In a recent unpublished decision, DYFS v. J.C.G., the Appellate Division reversed the termination of parental rights, highlighting several key principles that govern this area of law:
1. DYFS cannot deny a parent all access to child over years of litigation, then rely upon the absence of a parent-child bond to terminate parental rights (TPR).
2. DYFS has a huge advantage in TPR cases, because the agency has control of the child. Parents are at a distinct disadvantage when defending in these actions.
3. Bare conclusory claims that a child may suffer harm from a bonding evaluation does not justify quashing a parent’s constitutional right to present evidence and conduct their own independent evaluation.

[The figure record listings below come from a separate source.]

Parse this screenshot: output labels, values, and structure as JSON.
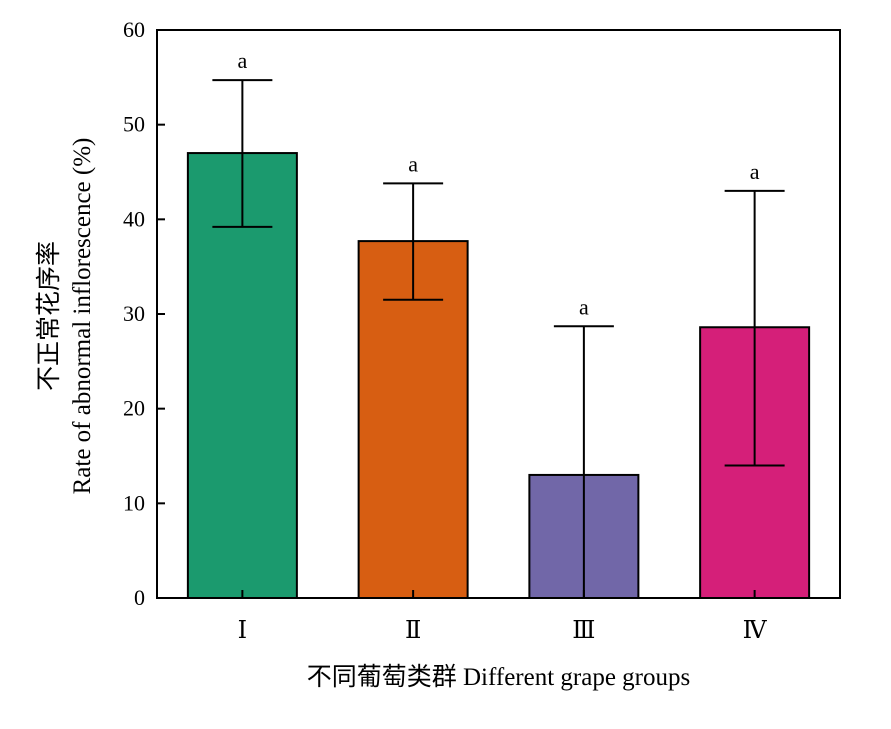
{
  "chart_data": {
    "type": "bar",
    "categories": [
      "Ⅰ",
      "Ⅱ",
      "Ⅲ",
      "Ⅳ"
    ],
    "values": [
      47,
      37.7,
      13,
      28.6
    ],
    "error_low": [
      39.2,
      31.5,
      0,
      14
    ],
    "error_high": [
      54.7,
      43.8,
      28.7,
      43
    ],
    "significance": [
      "a",
      "a",
      "a",
      "a"
    ],
    "colors": [
      "#1b9a6e",
      "#d75e12",
      "#7167a8",
      "#d51f79"
    ],
    "xlabel": "不同葡萄类群 Different grape groups",
    "ylabel_cn": "不正常花序率",
    "ylabel_en": "Rate of abnormal inflorescence (%)",
    "ylim": [
      0,
      60
    ],
    "yticks": [
      0,
      10,
      20,
      30,
      40,
      50,
      60
    ],
    "grid": false,
    "legend": "none"
  }
}
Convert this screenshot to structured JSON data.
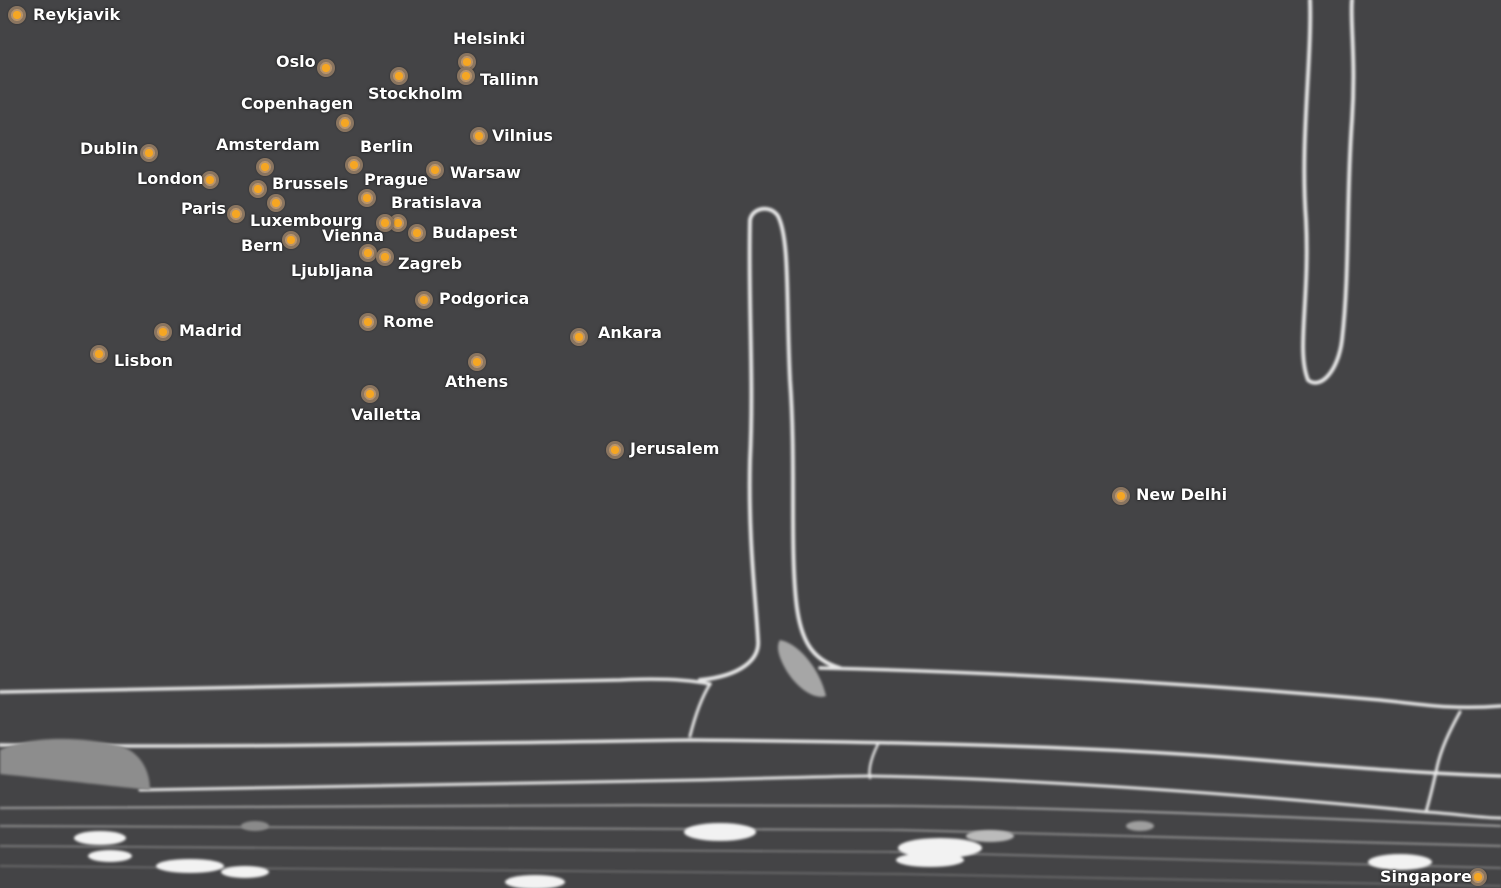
{
  "map": {
    "colors": {
      "background": "#444446",
      "marker_core": "#f5a623",
      "marker_ring": "#b9946a",
      "label": "#ffffff",
      "cell_wall": "#e8e8e8"
    },
    "marker_icon": "city-dot-icon",
    "cities": [
      "Reykjavik",
      "Helsinki",
      "Oslo",
      "Stockholm",
      "Tallinn",
      "Copenhagen",
      "Vilnius",
      "Dublin",
      "Amsterdam",
      "Berlin",
      "London",
      "Warsaw",
      "Brussels",
      "Prague",
      "Paris",
      "Bratislava",
      "Luxembourg",
      "Vienna",
      "Budapest",
      "Bern",
      "Ljubljana",
      "Zagreb",
      "Podgorica",
      "Rome",
      "Madrid",
      "Ankara",
      "Lisbon",
      "Athens",
      "Valletta",
      "Jerusalem",
      "New Delhi",
      "Singapore"
    ]
  }
}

4. Law guardians are REQUIRED to advocate a safe means of accomplishing the child’s wishes in DYFS cases. The Law Guardian cannot supplant what she feels is best for what the child truly desires.

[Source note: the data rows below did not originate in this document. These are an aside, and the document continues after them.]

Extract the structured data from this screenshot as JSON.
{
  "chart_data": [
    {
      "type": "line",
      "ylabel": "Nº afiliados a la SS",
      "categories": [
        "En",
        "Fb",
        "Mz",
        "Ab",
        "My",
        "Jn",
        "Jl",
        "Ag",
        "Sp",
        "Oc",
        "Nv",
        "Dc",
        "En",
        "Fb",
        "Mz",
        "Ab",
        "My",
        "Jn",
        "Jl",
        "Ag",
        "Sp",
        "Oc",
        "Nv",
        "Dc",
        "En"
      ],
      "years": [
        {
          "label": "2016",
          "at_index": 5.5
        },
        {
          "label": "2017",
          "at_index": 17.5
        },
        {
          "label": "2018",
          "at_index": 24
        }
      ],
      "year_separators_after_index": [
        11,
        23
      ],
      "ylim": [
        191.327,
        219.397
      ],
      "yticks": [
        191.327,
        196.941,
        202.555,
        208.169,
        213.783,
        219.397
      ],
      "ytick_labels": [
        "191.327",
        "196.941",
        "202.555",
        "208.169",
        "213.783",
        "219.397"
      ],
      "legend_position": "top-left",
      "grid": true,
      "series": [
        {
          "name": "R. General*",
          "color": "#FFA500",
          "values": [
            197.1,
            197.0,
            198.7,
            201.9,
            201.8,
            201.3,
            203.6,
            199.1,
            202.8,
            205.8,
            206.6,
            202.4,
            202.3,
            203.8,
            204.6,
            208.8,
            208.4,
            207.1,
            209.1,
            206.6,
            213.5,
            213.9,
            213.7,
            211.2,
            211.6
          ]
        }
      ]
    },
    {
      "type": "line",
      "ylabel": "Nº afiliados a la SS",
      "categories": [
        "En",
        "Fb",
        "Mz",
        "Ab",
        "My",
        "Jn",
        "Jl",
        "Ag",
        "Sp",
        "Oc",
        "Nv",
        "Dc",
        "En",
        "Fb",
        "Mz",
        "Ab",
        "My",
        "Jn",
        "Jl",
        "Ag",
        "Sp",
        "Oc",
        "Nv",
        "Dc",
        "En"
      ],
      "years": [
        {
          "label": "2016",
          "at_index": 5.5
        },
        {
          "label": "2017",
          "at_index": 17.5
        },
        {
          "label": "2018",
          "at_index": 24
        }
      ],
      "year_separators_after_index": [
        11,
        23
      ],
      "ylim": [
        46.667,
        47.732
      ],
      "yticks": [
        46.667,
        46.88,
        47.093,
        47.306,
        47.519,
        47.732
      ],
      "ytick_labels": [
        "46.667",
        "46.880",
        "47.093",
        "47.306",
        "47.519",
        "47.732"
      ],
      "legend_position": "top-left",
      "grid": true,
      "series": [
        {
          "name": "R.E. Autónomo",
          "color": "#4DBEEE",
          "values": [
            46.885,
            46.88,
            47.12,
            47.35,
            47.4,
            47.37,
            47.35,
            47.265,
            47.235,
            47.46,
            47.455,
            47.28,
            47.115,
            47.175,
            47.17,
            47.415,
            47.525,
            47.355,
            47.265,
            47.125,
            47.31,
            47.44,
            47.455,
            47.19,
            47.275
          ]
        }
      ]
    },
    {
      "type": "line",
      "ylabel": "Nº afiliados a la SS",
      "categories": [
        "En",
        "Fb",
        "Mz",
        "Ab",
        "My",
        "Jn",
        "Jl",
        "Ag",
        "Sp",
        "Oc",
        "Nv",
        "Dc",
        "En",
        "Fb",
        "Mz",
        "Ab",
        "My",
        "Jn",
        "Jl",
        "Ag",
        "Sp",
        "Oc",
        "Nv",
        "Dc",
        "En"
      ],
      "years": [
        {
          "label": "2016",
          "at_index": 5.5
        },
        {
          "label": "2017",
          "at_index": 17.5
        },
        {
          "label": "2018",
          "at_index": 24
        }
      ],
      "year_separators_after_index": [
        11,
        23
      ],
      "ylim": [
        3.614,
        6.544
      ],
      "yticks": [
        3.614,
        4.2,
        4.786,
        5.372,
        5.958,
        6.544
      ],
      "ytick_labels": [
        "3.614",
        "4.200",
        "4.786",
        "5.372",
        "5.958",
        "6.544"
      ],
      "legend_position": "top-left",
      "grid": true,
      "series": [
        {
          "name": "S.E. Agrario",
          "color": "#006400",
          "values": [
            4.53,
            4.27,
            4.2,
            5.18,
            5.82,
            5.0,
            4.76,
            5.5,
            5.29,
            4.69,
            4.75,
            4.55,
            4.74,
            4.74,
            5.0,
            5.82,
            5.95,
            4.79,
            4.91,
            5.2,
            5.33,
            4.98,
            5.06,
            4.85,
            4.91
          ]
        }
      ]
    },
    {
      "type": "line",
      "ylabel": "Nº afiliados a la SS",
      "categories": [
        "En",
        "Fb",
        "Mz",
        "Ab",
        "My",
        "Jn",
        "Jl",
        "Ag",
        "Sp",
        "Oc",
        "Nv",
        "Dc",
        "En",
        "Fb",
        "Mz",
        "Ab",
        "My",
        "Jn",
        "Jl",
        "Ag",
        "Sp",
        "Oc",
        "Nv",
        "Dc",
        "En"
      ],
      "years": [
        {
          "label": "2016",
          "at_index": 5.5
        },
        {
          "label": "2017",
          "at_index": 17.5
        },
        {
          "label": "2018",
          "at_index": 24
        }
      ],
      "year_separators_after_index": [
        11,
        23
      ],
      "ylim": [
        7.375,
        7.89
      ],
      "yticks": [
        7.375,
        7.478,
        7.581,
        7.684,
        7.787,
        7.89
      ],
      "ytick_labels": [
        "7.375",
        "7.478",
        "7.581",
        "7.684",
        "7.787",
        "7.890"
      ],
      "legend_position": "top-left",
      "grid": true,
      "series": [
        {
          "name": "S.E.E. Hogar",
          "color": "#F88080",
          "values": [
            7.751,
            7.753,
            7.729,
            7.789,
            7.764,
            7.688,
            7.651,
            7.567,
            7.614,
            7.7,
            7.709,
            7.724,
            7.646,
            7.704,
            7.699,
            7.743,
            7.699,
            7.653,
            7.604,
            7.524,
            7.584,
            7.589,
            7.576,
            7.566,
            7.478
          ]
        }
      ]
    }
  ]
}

In this case, the Appellate Division also made a point to include reference to the parent’s repeated requests for visitation, which requests were not ruled upon. The trial record clearly reflects a manifest injustice toward the mother – particularly given that DYFS filed its first TPR Complaint a mere ONE YEAR after the litigation began.
The JCG decision serves as an eloquent explication of the state’s duty to seek justice for children – starting with the reunification of families and, thereafter, establishing permanent arrangements for children with foster families only when absolutely necessary to achieve child safety.